Binance is primarily regulated by two agencies: the CFTC, which oversees the trading of futures contracts on commodities such as Bitcoin; and FinCEN, which requires issuers of perpetual coins, cryptocurrency exchanges or wallets to comply with U.S. anti-money laundering regulations.
Binance has not applied to the CFTC for a cryptocurrency derivatives license. Currently, only a few exchanges in the United States have been granted such a license, including the Chicago Mercantile Exchange, which trades Bitcoin derivatives, and LedgerX, which trades cryptocurrency options. It takes about five to six years to obtain a license from CFTC.
Finding a ‘Short Cut’ in the Gray Zone
According to Chinese media 163.com, choosing a market that is not regulated or partially regulated is a “short cut” for the rapid growth of Binance. After the CCP introduced regulations in September 2017, Binance moved its operations to Japan.In the following six months, while China’s major cryptocurrency exchanges were shut down due to market regulations, Binance took the opportunity to add 10 million users and generated $350 million in profits, quickly becoming the world’s top cryptocurrency exchange.
In March this year, amid the CFTC’s investigation, Changpeng Zhao responded that the company strictly adheres to U.S. regulations and has strong controls in place to prevent customers from money laundering.
But he also admitted that even though Binance was blocking U.S. access, U.S. users did find viable ways to bypass the block.
Chainalysis assembled a list of corrupt OTC brokers, and called them “Rogue 100.”
“70 of the OTC brokers in the Rogue 100 are in the group of Huobi accounts receiving Bitcoin from illicit sources. ... We think it’s extremely likely that some percentage of the other highly-active Binance and Huobi accounts taking in illicit funds also belong to corrupt OTC brokers we’ve yet to identify,” the report said.
OTC transactions are considered the most likely means of cryptocurrency trading to be used to launder money or transfer property across borders.
The report said that “while it’s difficult to estimate what percentage of all cryptocurrency was sent from criminal wallets to OTC brokers,” its analysis shows that “OTC brokers who carry out a significant percentage of all Bitcoin transactions were receiving illicit funds, and behaving in ways that suggest a desire to hide the nature of their transactions.”
The report said that “OTC brokers typically have much lower KYC [Know Your Customer] requirements than the exchanges they operate on.

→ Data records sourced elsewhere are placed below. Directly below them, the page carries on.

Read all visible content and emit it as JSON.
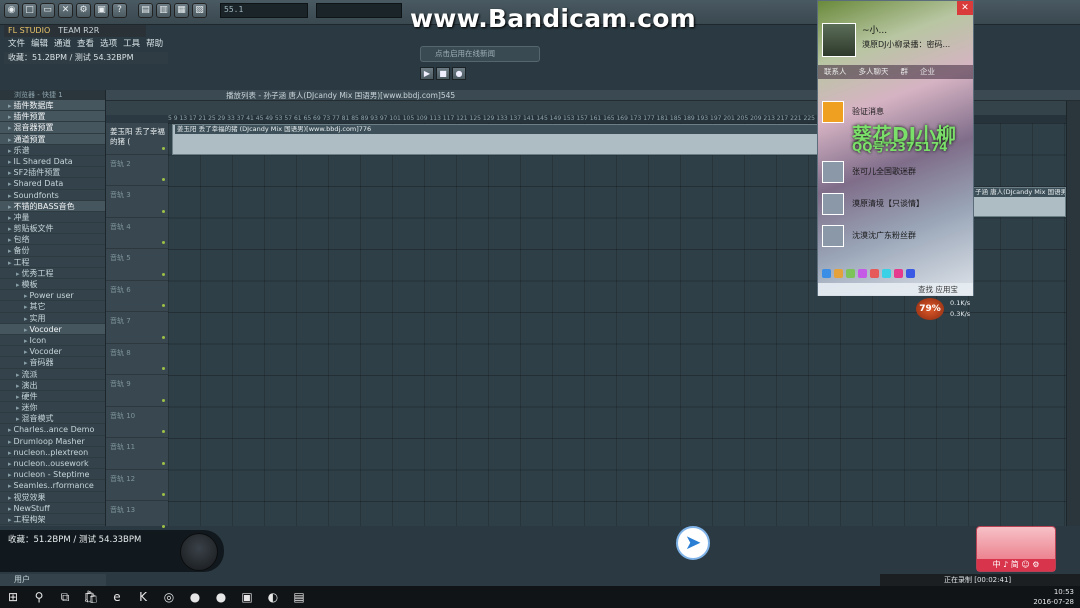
{
  "watermark": "www.Bandicam.com",
  "app": {
    "logo": "FL STUDIO",
    "team": "TEAM R2R",
    "menu": [
      "文件",
      "编辑",
      "通道",
      "查看",
      "选项",
      "工具",
      "帮助"
    ],
    "status_top": "收藏：51.2BPM / 测试 54.32BPM",
    "hint_bubble": "点击启用在线新闻",
    "lcd_top": "55.1"
  },
  "browser": {
    "header": "浏览器 - 快捷 1",
    "items": [
      {
        "label": "插件数据库",
        "hl": true
      },
      {
        "label": "插件预置",
        "hl": true
      },
      {
        "label": "混音器预置",
        "hl": true
      },
      {
        "label": "通道预置",
        "hl": true
      },
      {
        "label": "乐谱",
        "hl": false
      },
      {
        "label": "IL Shared Data",
        "hl": false
      },
      {
        "label": "SF2插件预置",
        "hl": false
      },
      {
        "label": "Shared Data",
        "hl": false
      },
      {
        "label": "Soundfonts",
        "hl": false
      },
      {
        "label": "不错的BASS音色",
        "hl": true
      },
      {
        "label": "冲量",
        "hl": false
      },
      {
        "label": "剪贴板文件",
        "hl": false
      },
      {
        "label": "包络",
        "hl": false
      },
      {
        "label": "备份",
        "hl": false
      },
      {
        "label": "工程",
        "hl": false
      },
      {
        "label": "优秀工程",
        "hl": false
      },
      {
        "label": "模板",
        "hl": false
      },
      {
        "label": "Power user",
        "hl": false
      },
      {
        "label": "其它",
        "hl": false
      },
      {
        "label": "实用",
        "hl": false
      },
      {
        "label": "Vocoder",
        "hl": true
      },
      {
        "label": "Icon",
        "hl": false
      },
      {
        "label": "Vocoder",
        "hl": false
      },
      {
        "label": "音码器",
        "hl": false
      },
      {
        "label": "流派",
        "hl": false
      },
      {
        "label": "演出",
        "hl": false
      },
      {
        "label": "硬件",
        "hl": false
      },
      {
        "label": "迷你",
        "hl": false
      },
      {
        "label": "混音模式",
        "hl": false
      },
      {
        "label": "Charles..ance Demo",
        "hl": false
      },
      {
        "label": "Drumloop Masher",
        "hl": false
      },
      {
        "label": "nucleon..plextreon",
        "hl": false
      },
      {
        "label": "nucleon..ousework",
        "hl": false
      },
      {
        "label": "nucleon - Steptime",
        "hl": false
      },
      {
        "label": "Seamles..rformance",
        "hl": false
      },
      {
        "label": "视觉效果",
        "hl": false
      },
      {
        "label": "NewStuff",
        "hl": false
      },
      {
        "label": "工程构架",
        "hl": false
      }
    ],
    "user": "用户"
  },
  "playlist": {
    "title": "播放列表 - 孙子涵 唐人(DJcandy Mix 国语男)[www.bbdj.com]545",
    "ruler": "5  9  13  17  21  25  29  33  37  41  45  49  53  57  61  65  69  73  77  81  85  89  93  97  101  105  109  113  117  121  125  129  133  137  141  145  149  153  157  161  165  169  173  177  181  185  189  193  197  201  205  209  213  217  221  225",
    "first_track": "姜玉阳 丢了幸福的猪 (",
    "tracks": [
      "音轨 2",
      "音轨 3",
      "音轨 4",
      "音轨 5",
      "音轨 6",
      "音轨 7",
      "音轨 8",
      "音轨 9",
      "音轨 10",
      "音轨 11",
      "音轨 12",
      "音轨 13"
    ],
    "clip1": "姜玉阳 丢了幸福的猪 (DJcandy Mix 国语男)[www.bbdj.com]776",
    "clip2": "子涵 唐人(DJcandy Mix 国语男"
  },
  "bottom_status": "收藏：51.2BPM / 测试 54.33BPM",
  "qq": {
    "name": "~小...",
    "sign": "漠原DJ小柳录播：密码...",
    "tabs": [
      "联系人",
      "多人聊天",
      "群",
      "企业"
    ],
    "verify": "验证消息",
    "big_text": "葵花DJ小柳",
    "number": "QQ号:2375174",
    "contacts": [
      "张可儿全国歌迷群",
      "漠原清境【只谈情】",
      "沈漠沈广东粉丝群"
    ],
    "footer": "查找  应用宝"
  },
  "netmon": {
    "percent": "79%",
    "up": "0.1K/s",
    "down": "0.3K/s"
  },
  "ime": "中 ♪ 简 ☺ ⚙",
  "record_status": "正在录制 [00:02:41]",
  "clock": {
    "time": "10:53",
    "date": "2016-07-28"
  },
  "taskbar": [
    "⊞",
    "⚲",
    "⧉",
    "🛍",
    "e",
    "K",
    "◎",
    "●",
    "●",
    "▣",
    "◐",
    "▤"
  ]
}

Many of them take advantage of this laxity and help criminals launder and cash out funds, usually first by exchanging Bitcoin and other cryptocurrencies into Tether as a stable intermediary currency before they presumably cash out into fiat. ”
Playing ‘Tai Chi’ With the US
An in-depth investigative report by Forbes last October revealed that Binance.US “conceived of an elaborate corporate structure designed to intentionally deceive regulators and surreptitiously profit from crypto investors in the United States.”Forbes obtained a 2018 internal document from Binance.US, which outlined a strategic plan for an unnamed company, dubbed the “Tai Chi entity,” to set up operations in the United States, distracting U.S. regulators by pretending to be interested in compliance and then transferring revenue to the parent company Binance in the form of licensing fees, etc.
“All the while, potential customers would be taught how to evade geographic restrictions while technological work-arounds were put in place,” the report stated.
Forbes said the leaked document is currently circulating among law firms, accounting firms, and others associated with Binance, and believes that the FBI and the IRS may have initiated an investigation.